Später wohl nicht mehr, Grenzen verhinderten das. Allerdings gibt es einen Brief, den der Vater vom 23. August 1952 vom Katholikentag im zerstörten Berlin an die Mutter schreibt: „Treffen der ehemaligen ‚Paradieser‘ – bekannte Gesichter und viel zu erzählen. Von meinen Klassenkameraden traf ich nur ganze 4.“ Man ahnt, daß hier der Krieg für Schicksale verantwortlich zeichnet. Ihn, den Berliner, hatte es zwanzig Jahre zuvor schon ins Rheinland verschlagen, in die Eifel, auf der Suche nach fester Arbeit.

Mir, dem ältesten Sohn, hört man in Hamburg daher den Rheinländer auch noch an. In diesen Augusttagen habe ich, Lehrer wie er, mich nun also auf den Weg gemacht, 100 Jahre später, um mit Meseritz und Paradies die Orte zu sehen, wo der Vater seine Laufbahn begann und eine glückliche Jugend verlebt haben muß.
Nach bestandener Prüfung hatte er im protestantischen Berlin weniger Glück. Als Katholik sollte er keine Stelle finden. Schulen waren Konfessionsschulen, katholische rar. Kriegsteilnehmer hatten Vorrang bei der Einstellung, aus der ehemaligen Provinz Posen kamen zusätzliche Bewerber. In seiner Personal-Karte für Lehrer steht unter Angestelltenverhältnis Fremdberuf. Als Aushilfe beim Statistischen Reichsamt oder als Kontorist bei der Deutschen Buchgemeinschaft versuchte er sich über Wasser zu halten, meist jedoch war er arbeitslos. 1926 fand er schließlich Anstellung als Erziehungsgehilfe im Lindenhof in Berlin- Lichtenberg, bis die Nazis das städtische Heim im Juni 1933 auflösten.

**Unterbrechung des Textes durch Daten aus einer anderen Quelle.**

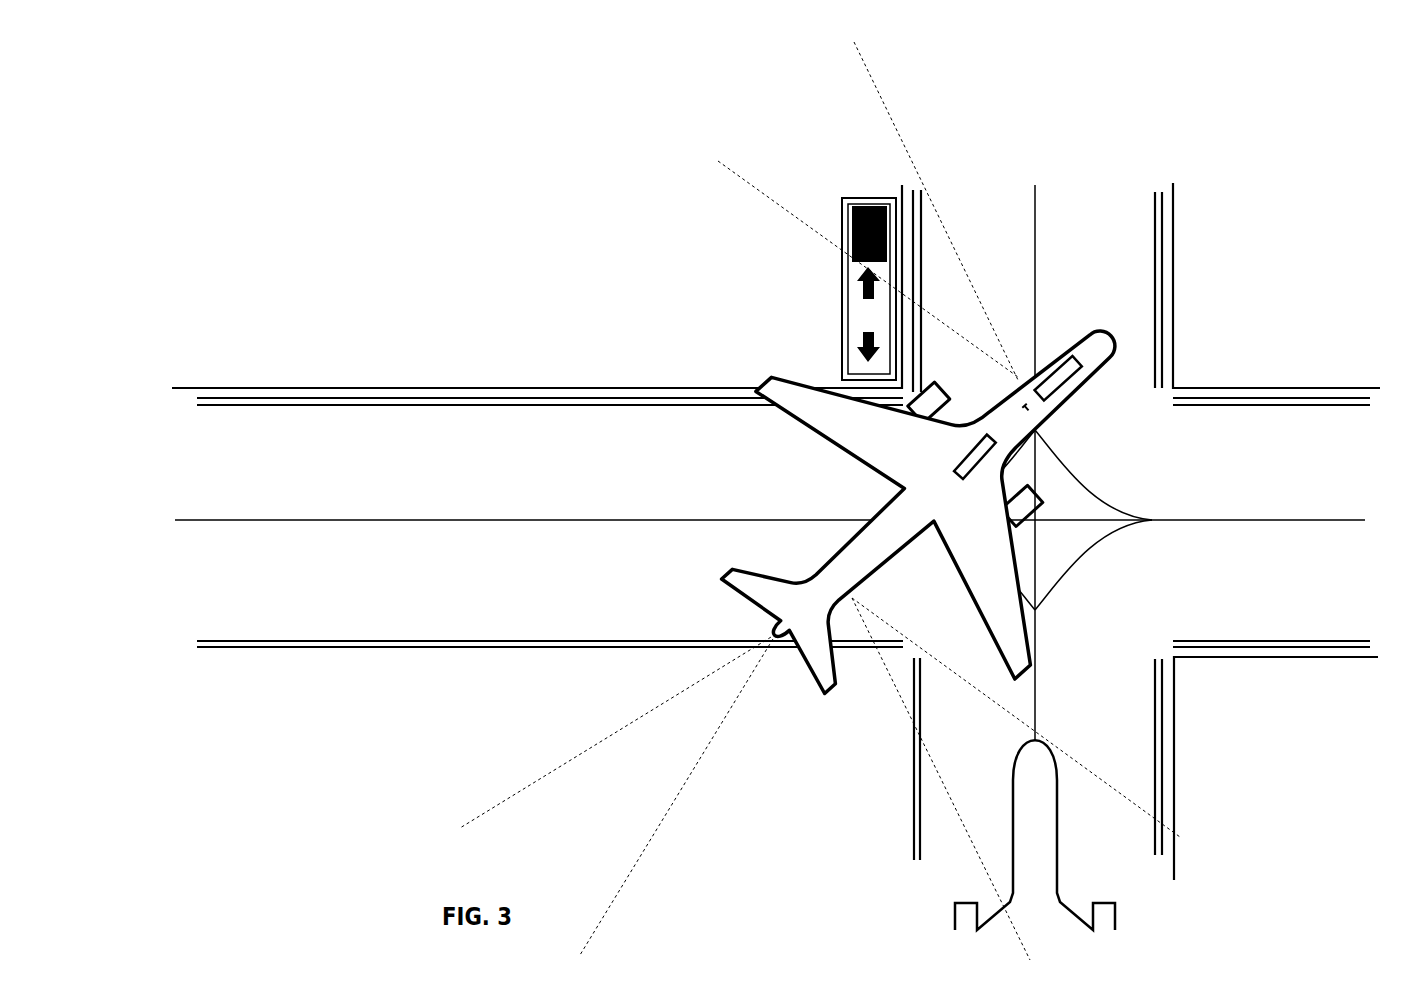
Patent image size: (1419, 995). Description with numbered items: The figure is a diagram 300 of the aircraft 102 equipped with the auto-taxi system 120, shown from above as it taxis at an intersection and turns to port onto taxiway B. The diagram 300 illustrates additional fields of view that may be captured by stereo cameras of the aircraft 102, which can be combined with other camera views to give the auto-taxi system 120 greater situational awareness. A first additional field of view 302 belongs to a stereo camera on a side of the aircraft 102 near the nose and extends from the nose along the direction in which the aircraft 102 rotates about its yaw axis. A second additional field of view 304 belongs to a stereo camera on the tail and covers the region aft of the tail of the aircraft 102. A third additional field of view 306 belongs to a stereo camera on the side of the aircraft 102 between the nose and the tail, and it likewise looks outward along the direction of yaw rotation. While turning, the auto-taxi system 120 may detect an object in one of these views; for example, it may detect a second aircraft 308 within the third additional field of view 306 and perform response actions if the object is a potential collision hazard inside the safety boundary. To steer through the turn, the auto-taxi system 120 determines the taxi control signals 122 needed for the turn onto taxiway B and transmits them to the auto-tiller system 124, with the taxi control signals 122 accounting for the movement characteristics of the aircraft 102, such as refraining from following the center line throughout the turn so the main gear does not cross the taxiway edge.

The diagram 300 is at (1326, 126).
The first additional field of view 302 is at (962, 248).
The second additional field of view 304 is at (515, 791).
The third additional field of view 306 is at (1079, 761).
The second aircraft 308 is at (1012, 776).
The aircraft 102 is at (1079, 331).
The auto-taxi system 120 is at (962, 454).
The taxi control signals 122 is at (1027, 409).
The auto-tiller system 124 is at (1079, 375).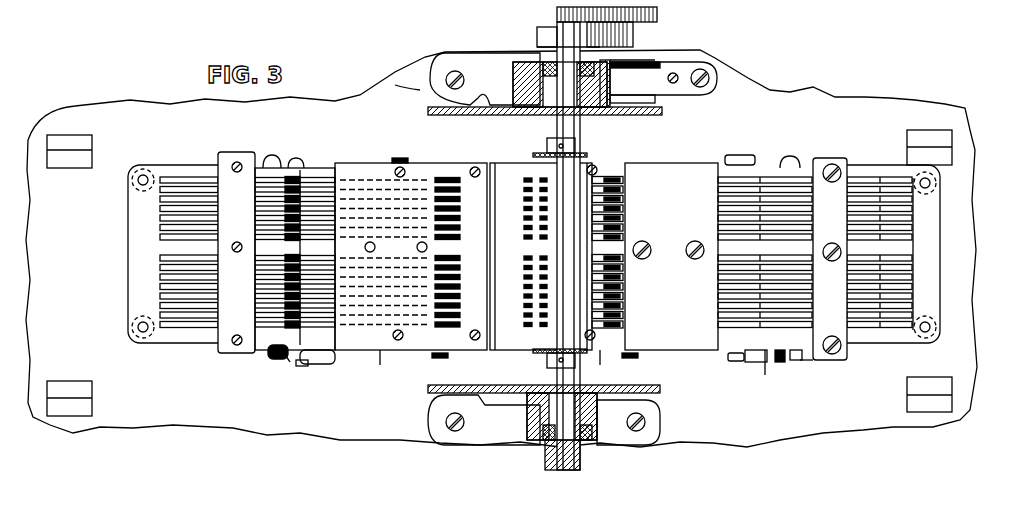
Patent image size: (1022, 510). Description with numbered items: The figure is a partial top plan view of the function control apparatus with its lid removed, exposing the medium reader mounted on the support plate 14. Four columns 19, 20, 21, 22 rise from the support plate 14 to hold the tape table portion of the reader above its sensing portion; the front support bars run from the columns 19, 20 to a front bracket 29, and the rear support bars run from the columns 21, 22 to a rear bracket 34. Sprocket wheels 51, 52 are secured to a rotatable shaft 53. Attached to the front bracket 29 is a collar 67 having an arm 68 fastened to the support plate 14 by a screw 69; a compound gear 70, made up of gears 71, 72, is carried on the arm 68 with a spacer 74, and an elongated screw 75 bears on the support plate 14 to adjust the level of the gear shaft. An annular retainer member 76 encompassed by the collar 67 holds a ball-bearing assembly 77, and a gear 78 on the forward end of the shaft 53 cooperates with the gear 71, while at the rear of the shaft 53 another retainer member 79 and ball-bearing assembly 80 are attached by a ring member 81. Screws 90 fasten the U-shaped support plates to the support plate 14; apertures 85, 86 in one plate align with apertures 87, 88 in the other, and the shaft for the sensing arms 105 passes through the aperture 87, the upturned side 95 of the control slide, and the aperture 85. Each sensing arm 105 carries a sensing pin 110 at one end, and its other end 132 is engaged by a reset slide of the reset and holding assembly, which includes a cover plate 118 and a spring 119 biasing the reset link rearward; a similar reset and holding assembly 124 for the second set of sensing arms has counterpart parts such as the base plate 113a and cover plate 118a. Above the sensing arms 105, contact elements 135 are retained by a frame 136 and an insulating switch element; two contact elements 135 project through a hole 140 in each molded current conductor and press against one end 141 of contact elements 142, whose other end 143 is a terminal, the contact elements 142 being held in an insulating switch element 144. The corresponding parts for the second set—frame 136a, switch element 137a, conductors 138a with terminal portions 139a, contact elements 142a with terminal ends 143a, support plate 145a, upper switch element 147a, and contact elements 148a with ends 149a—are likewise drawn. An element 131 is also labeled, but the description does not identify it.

The support plate 14 is at (106, 120).
The column 19 is at (66, 135).
The column 20 is at (907, 145).
The column 21 is at (92, 389).
The column 22 is at (952, 390).
The front bracket 29 is at (430, 93).
The rear bracket 34 is at (428, 420).
The sprocket wheel 51 is at (547, 356).
The sprocket wheel 52 is at (547, 144).
The rotatable shaft 53 is at (580, 123).
The collar 67 is at (508, 105).
The arm 68 is at (700, 60).
The screw 69 is at (710, 78).
The compound gear 70 is at (697, 40).
The gear 71 is at (657, 12).
The gear 72 is at (633, 28).
The spacer 74 is at (618, 62).
The elongated screw 75 is at (676, 85).
The annular retainer member 76 is at (532, 112).
The ball-bearing assembly 77 is at (533, 58).
The gear 78 is at (537, 30).
The retainer member 79 is at (527, 420).
The ball-bearing assembly 80 is at (597, 437).
The ring member 81 is at (580, 455).
The aperture 85 is at (426, 358).
The aperture 86 is at (636, 353).
The aperture 87 is at (424, 162).
The aperture 88 is at (638, 164).
The screw 90 is at (380, 4).
The upturned side 95 is at (435, 4).
The sensing arm 105 is at (366, 170).
The sensing pin 110 is at (497, 4).
The base plate 113a is at (727, 25).
The cover plate 118 is at (318, 378).
The cover plate 118a is at (750, 165).
The spring 119 is at (275, 360).
The reset and holding assembly 124 is at (940, 0).
The pin 131 is at (348, 12).
The end of sensing arm 132 is at (352, 0).
The contact element 135 is at (316, 172).
The housing 136 is at (386, 355).
The housing 136a is at (720, 168).
The switch element 137a is at (666, 164).
The current conductor 138a is at (598, 352).
The terminal portion 139a is at (752, 362).
The hole 140 is at (440, 244).
The end of contact element 141 is at (298, 168).
The contact element 142 is at (202, 168).
The contact element 142a is at (916, 333).
The terminal end 143 is at (165, 172).
The terminal end 143a is at (905, 295).
The switch element 144 is at (220, 352).
The support plate 145a is at (935, 210).
The switch element 147a is at (845, 352).
The contact element 148a is at (804, 360).
The end of contact element 149a is at (765, 365).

Die Zeit steht nicht still. Grenzzäune gibt es im gemeinsamen Europa nicht mehr. Die Reise nach Meseritz auf den Spuren des Vaters hat mich in die Gegenwart geführt, nach Miedzyrzecz, in eine Stadt mit neuzeitlichem Gesicht, die postmoderner Uniformierung trotzt. Denn für den, der sehen will, bleibt Geschichtliches klar erkennbar.
Mehr nur als Marktplatz und Rathaus erstrahlen in altem Glanz. «Deutsche und andere Bewohner von Meseritz» heißt eine Ausstellung im Museum. Es wird die wechselvolle Geschichte der Menschen erzählt, die seit über tausend Jahren an Obra und Packlitz leben, in dem Flußwinkel, der der Stadt den Namen gab. Die sehenswerte Schau dokumentiert die Geschehnisse, verwischt keine Spuren, zeigt, wie Leiter Andrzej Kirmiel betont, wie es war, und animiert zu vorurteilsloser Begegnung mit Geschichte.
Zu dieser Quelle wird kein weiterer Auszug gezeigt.